To which I'll say: called it!
OK, it's not my style to pat myself on the back too often, but it's worth doing here because if I could see it, then Obama's Congressional liaison people should be been able to see it. And that means they should have had him threatening to use and then using the recess appointment power right from the beginning. He should have made it clear that he considered the 60 vote Senate on executive branch nominations absolutely unacceptable, and I suspect he could have made it stick. Not on bills, and not on judicial nominations (where recess appointments are not very valuable compared to the lifetime tenure for regular confirmations), but certainly on exec branch appointments.

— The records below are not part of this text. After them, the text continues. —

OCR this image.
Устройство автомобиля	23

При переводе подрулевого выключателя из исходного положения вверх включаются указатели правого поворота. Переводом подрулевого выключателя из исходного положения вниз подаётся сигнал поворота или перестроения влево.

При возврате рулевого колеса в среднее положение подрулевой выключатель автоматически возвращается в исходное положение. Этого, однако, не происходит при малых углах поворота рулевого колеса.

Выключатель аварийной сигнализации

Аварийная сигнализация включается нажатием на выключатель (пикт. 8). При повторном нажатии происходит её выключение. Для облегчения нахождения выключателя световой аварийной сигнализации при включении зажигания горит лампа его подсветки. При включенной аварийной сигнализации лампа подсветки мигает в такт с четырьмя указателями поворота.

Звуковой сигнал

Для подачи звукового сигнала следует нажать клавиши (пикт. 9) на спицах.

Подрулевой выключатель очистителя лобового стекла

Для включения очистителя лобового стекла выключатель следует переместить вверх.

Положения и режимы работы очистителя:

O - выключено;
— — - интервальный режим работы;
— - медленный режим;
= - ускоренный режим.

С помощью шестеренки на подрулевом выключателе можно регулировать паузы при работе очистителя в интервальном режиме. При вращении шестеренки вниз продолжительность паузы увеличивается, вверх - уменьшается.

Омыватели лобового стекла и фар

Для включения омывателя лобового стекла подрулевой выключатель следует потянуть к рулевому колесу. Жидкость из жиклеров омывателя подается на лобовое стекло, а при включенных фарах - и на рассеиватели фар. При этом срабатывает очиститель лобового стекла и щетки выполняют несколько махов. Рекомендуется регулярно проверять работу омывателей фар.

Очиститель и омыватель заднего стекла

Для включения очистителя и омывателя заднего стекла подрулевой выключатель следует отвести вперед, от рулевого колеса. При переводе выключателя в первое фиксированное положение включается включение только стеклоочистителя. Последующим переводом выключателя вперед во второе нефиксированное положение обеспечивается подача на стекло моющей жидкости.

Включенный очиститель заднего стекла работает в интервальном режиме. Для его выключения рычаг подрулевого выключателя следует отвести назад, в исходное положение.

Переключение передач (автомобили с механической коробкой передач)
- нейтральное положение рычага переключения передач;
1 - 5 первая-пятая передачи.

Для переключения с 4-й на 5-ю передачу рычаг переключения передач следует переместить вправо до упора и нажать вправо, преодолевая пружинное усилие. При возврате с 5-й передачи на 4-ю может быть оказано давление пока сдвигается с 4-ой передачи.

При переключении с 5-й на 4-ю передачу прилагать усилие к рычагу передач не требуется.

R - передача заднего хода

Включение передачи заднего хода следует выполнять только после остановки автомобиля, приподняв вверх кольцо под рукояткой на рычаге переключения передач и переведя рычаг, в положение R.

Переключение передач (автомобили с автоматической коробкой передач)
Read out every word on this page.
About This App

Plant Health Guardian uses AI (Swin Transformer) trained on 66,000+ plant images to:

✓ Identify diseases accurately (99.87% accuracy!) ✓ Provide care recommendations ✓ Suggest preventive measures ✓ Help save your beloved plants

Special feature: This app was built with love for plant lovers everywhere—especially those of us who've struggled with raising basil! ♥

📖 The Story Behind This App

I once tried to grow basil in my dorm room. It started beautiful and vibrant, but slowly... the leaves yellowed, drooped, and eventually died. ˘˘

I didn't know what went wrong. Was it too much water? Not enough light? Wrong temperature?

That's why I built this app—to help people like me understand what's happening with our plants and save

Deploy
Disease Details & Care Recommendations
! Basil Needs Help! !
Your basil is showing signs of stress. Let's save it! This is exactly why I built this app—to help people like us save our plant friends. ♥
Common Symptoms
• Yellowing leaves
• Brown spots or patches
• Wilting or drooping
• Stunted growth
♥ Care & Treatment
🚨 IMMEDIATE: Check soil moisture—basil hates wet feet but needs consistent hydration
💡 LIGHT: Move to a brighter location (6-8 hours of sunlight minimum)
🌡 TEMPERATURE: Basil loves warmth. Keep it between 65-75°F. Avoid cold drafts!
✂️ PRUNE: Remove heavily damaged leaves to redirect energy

There are limits to how often Obama or any president would want to use recess appointments, even in the executive branch. And, to tell the truth, a president who tried to bypass a reasonable Senate would correctly be taken to task by virtually everyone in Washington (at which point the Senate would probably retaliate by really staying in session). But other than that kind of abuse, regular and aggressive use of that Constitutional power increases, not decreases, a president's leverage in the Senate. Obama has been wrong on this one from 2009 on, and if he does win a second term it's one area where dramatic improvement is possible.